Puis apéro et dîner. J'ai profité du fait qu'on est au ponton pour aller faire un tour à terre. Quelques mecs partaient à Ste Lucie en cata avec un tas de matos de kite. Je ne vais pas dire que je les enviais, j'entends déjà les remarques "mais de quoi il se plaint celui-là, c'est dingue ça !".

J'ai donc marché le long du port. Pas des masses d'animation. Il y a un bar/pub/boîte qui bougeait un peu, le Zanzibar, mais c'est tout.

Tiens avant-hier on a pris un filet dans l'hélice de l'annexe en allant voir les poissons. Yannick avait aussi laissé sa radio allumée dans le fond de sa valise et en plus il ronfle l'animal ! Ah, j'ai peut-être oublié de préciser qu'on partage la même cabine. Donc Yves à l'avant (pour l'instant c'est peinard pour lui), Jacques à bâbord arrière et Yannick et moi-même à tribord arrière.

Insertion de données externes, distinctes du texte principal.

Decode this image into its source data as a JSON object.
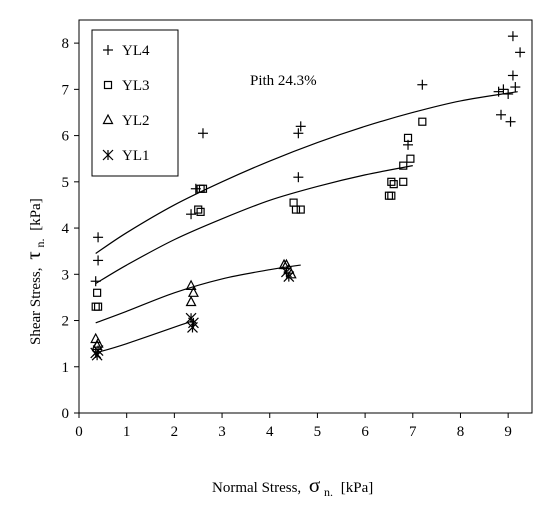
{
  "chart_data": {
    "type": "scatter",
    "xlabel_prefix": "Normal Stress,",
    "xlabel_symbol": "σ",
    "xlabel_sub": "n.",
    "xlabel_unit": "[kPa]",
    "ylabel_prefix": "Shear Stress,",
    "ylabel_symbol": "τ",
    "ylabel_sub": "n.",
    "ylabel_unit": "[kPa]",
    "annotation": "Pith 24.3%",
    "xlim": [
      0,
      9.5
    ],
    "ylim": [
      0,
      8.5
    ],
    "x_ticks": [
      0,
      1,
      2,
      3,
      4,
      5,
      6,
      7,
      8,
      9
    ],
    "y_ticks": [
      0,
      1,
      2,
      3,
      4,
      5,
      6,
      7,
      8
    ],
    "grid": false,
    "legend_position": "top-left",
    "series": [
      {
        "name": "YL4",
        "marker": "plus",
        "points": [
          [
            0.4,
            3.8
          ],
          [
            0.4,
            3.3
          ],
          [
            0.35,
            2.85
          ],
          [
            2.45,
            4.85
          ],
          [
            2.35,
            4.3
          ],
          [
            2.6,
            6.05
          ],
          [
            4.6,
            6.05
          ],
          [
            4.65,
            6.2
          ],
          [
            4.6,
            5.1
          ],
          [
            6.9,
            5.8
          ],
          [
            7.2,
            7.1
          ],
          [
            8.8,
            6.95
          ],
          [
            8.85,
            6.45
          ],
          [
            8.9,
            7.0
          ],
          [
            9.0,
            6.9
          ],
          [
            9.05,
            6.3
          ],
          [
            9.1,
            7.3
          ],
          [
            9.1,
            8.15
          ],
          [
            9.15,
            7.05
          ],
          [
            9.25,
            7.8
          ]
        ],
        "fit": [
          [
            0.35,
            3.45
          ],
          [
            1,
            3.9
          ],
          [
            2,
            4.5
          ],
          [
            3,
            5.0
          ],
          [
            4,
            5.45
          ],
          [
            5,
            5.85
          ],
          [
            6,
            6.2
          ],
          [
            7,
            6.5
          ],
          [
            8,
            6.75
          ],
          [
            9.2,
            6.95
          ]
        ]
      },
      {
        "name": "YL3",
        "marker": "square",
        "points": [
          [
            0.38,
            2.6
          ],
          [
            0.35,
            2.3
          ],
          [
            0.4,
            2.3
          ],
          [
            2.5,
            4.4
          ],
          [
            2.55,
            4.35
          ],
          [
            2.55,
            4.85
          ],
          [
            2.6,
            4.85
          ],
          [
            4.5,
            4.55
          ],
          [
            4.55,
            4.4
          ],
          [
            4.65,
            4.4
          ],
          [
            6.5,
            4.7
          ],
          [
            6.55,
            4.7
          ],
          [
            6.55,
            5.0
          ],
          [
            6.6,
            4.95
          ],
          [
            6.8,
            5.0
          ],
          [
            6.8,
            5.35
          ],
          [
            6.9,
            5.95
          ],
          [
            6.95,
            5.5
          ],
          [
            7.2,
            6.3
          ]
        ],
        "fit": [
          [
            0.35,
            2.8
          ],
          [
            1,
            3.2
          ],
          [
            2,
            3.75
          ],
          [
            3,
            4.2
          ],
          [
            4,
            4.6
          ],
          [
            5,
            4.9
          ],
          [
            6,
            5.15
          ],
          [
            7.0,
            5.35
          ]
        ]
      },
      {
        "name": "YL2",
        "marker": "triangle",
        "points": [
          [
            0.35,
            1.6
          ],
          [
            0.38,
            1.45
          ],
          [
            0.4,
            1.5
          ],
          [
            2.35,
            2.75
          ],
          [
            2.4,
            2.6
          ],
          [
            2.35,
            2.4
          ],
          [
            4.3,
            3.2
          ],
          [
            4.35,
            3.2
          ],
          [
            4.4,
            3.1
          ],
          [
            4.45,
            3.0
          ]
        ],
        "fit": [
          [
            0.35,
            1.95
          ],
          [
            1,
            2.2
          ],
          [
            2,
            2.6
          ],
          [
            3,
            2.9
          ],
          [
            4,
            3.1
          ],
          [
            4.65,
            3.2
          ]
        ]
      },
      {
        "name": "YL1",
        "marker": "asterisk",
        "points": [
          [
            0.35,
            1.3
          ],
          [
            0.38,
            1.25
          ],
          [
            0.4,
            1.35
          ],
          [
            2.35,
            2.05
          ],
          [
            2.4,
            1.95
          ],
          [
            2.38,
            1.85
          ],
          [
            4.35,
            3.05
          ],
          [
            4.4,
            2.95
          ]
        ],
        "fit": [
          [
            0.35,
            1.3
          ],
          [
            1,
            1.5
          ],
          [
            2.4,
            2.0
          ]
        ]
      }
    ]
  }
}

Je suis sur la couchette du haut et le ronfleur sur la double couchette. Enfin bref, j'ai fini sur le cockpit. Evidemment, il s'est mis à pleuvoir au milieu de la nuit. Vacherie. J'ai changé de banc pour me mettre à l'abri de la pluie, et là j'ai halluciné : j'étais sur le banc situé au-dessus de ma cabine, enfin celle de Yannick en l'occurrence, et ses ronflements faisaient vibrer la coque !! Rhâ ! (pour ne pas dire autre chose). Je vais pas tenir deux moi comme ça moi !

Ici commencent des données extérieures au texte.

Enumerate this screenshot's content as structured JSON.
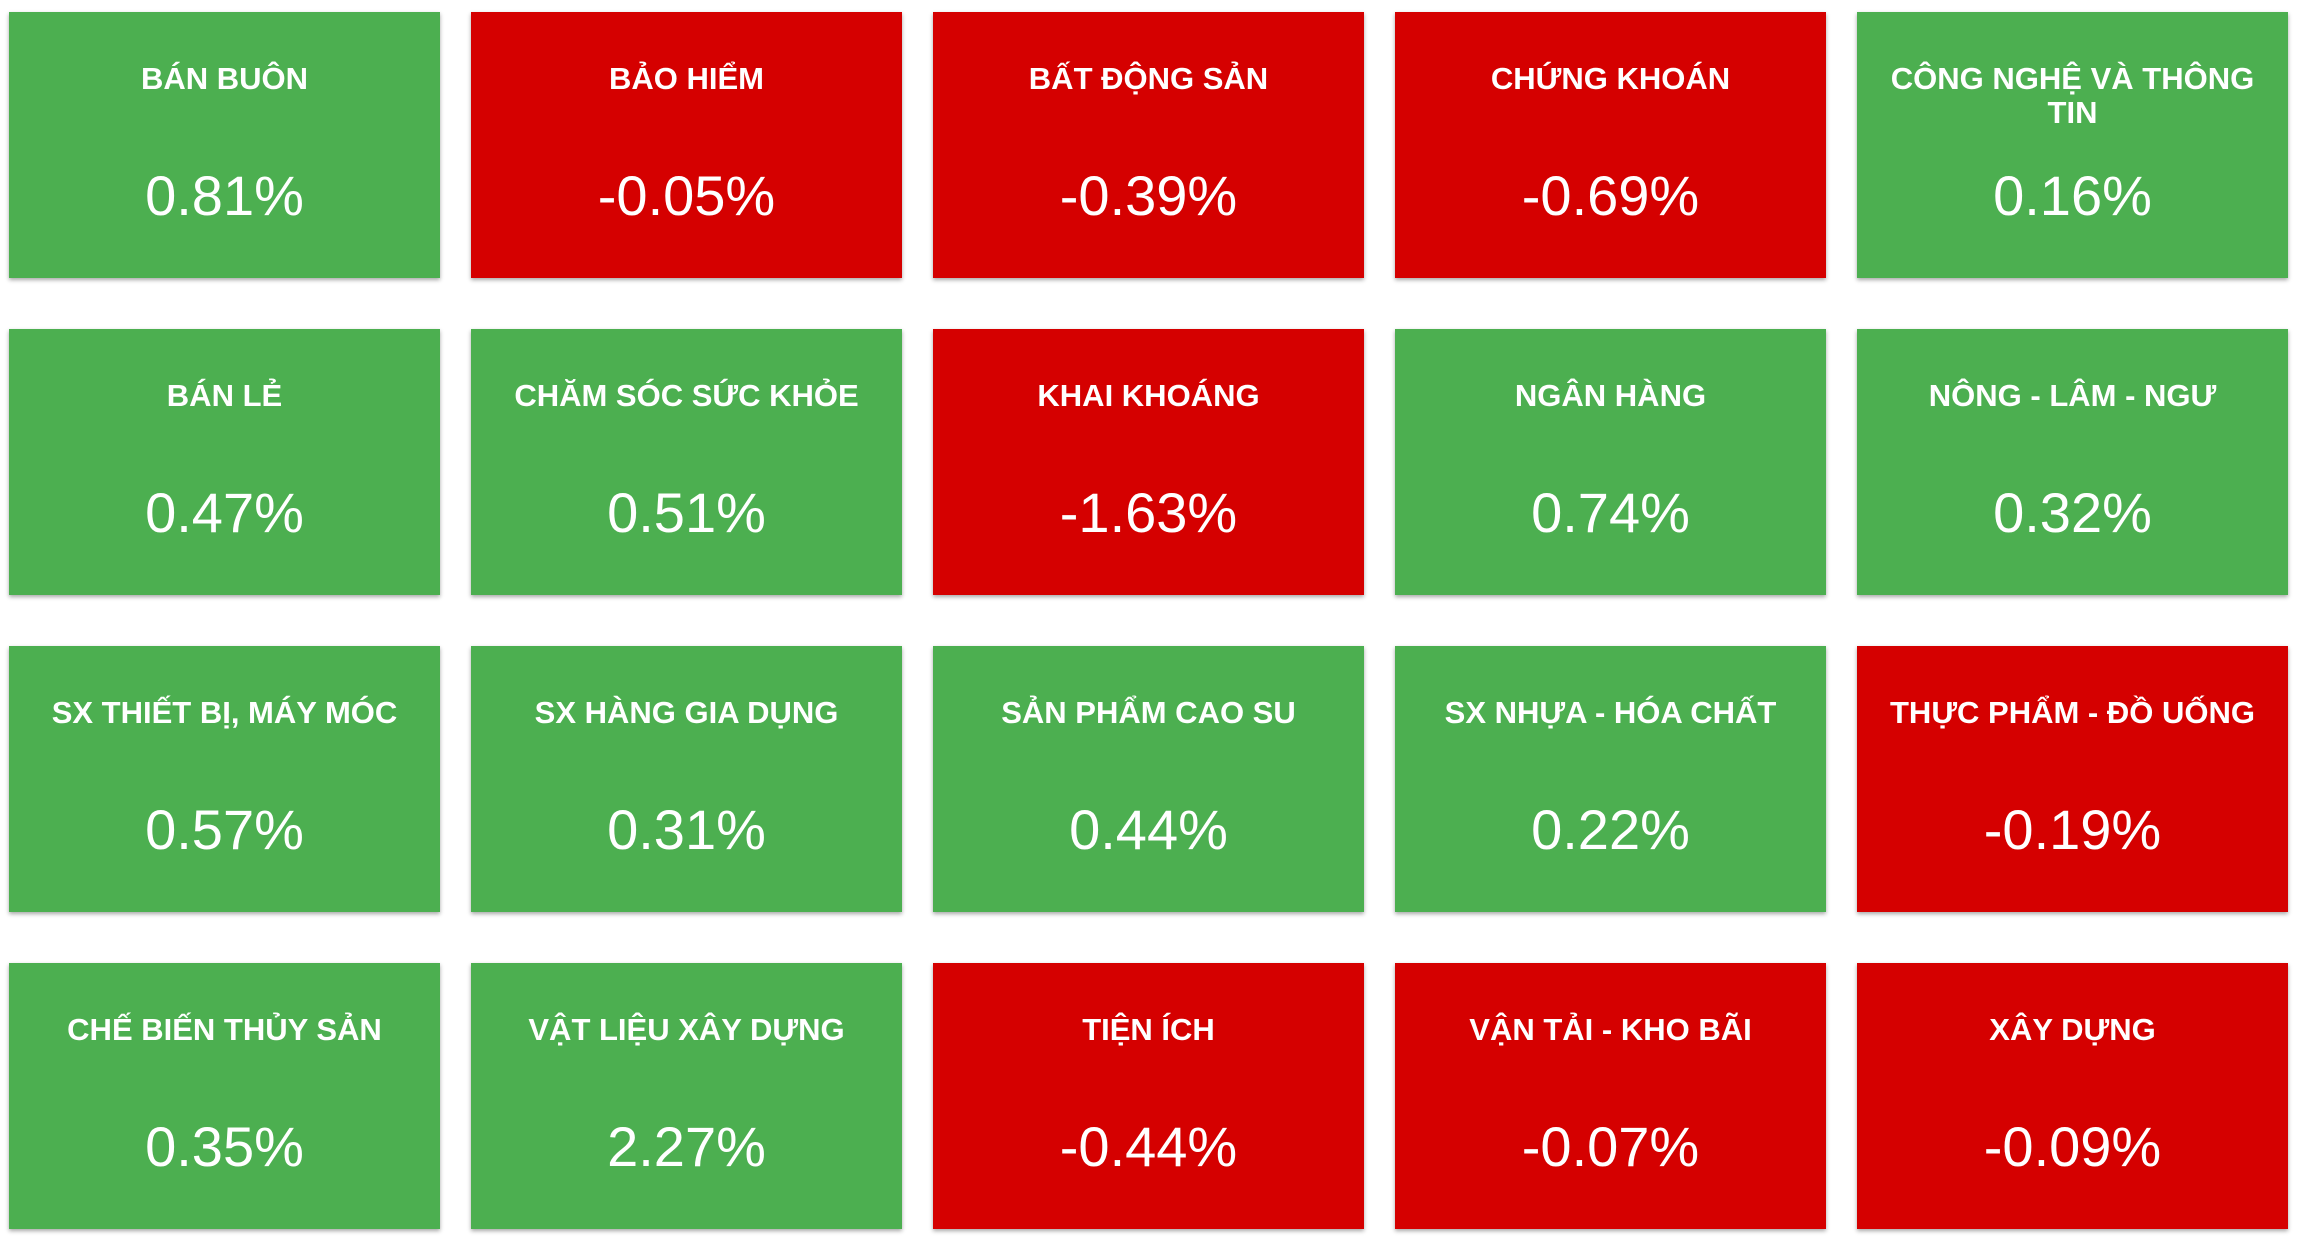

Ce matin, glande. Le soleil tape fort et il n'y a pas d'air. On serait mieux au mouillage (et voilà que je me plains). Je transpire comme un malade. J'ai fait une lessive au génie sans frotter, je laisse reposer, tranquille. J'ai voulu prendre en photo les colibris mais ils n'étaient pas là. Hier il y avait un espèce de blongion ou de butor sur les drisses d'un bateau voisin. Je l'ai pris en photo pour identification.

Tiens j'y pense, Yves a rapporté des conserves de confit de canard et d'oie et des pâtes de fruit. Miam. Yannick a lui pris une ou deux bouteilles de rouge je crois, ça m'intéresse moins.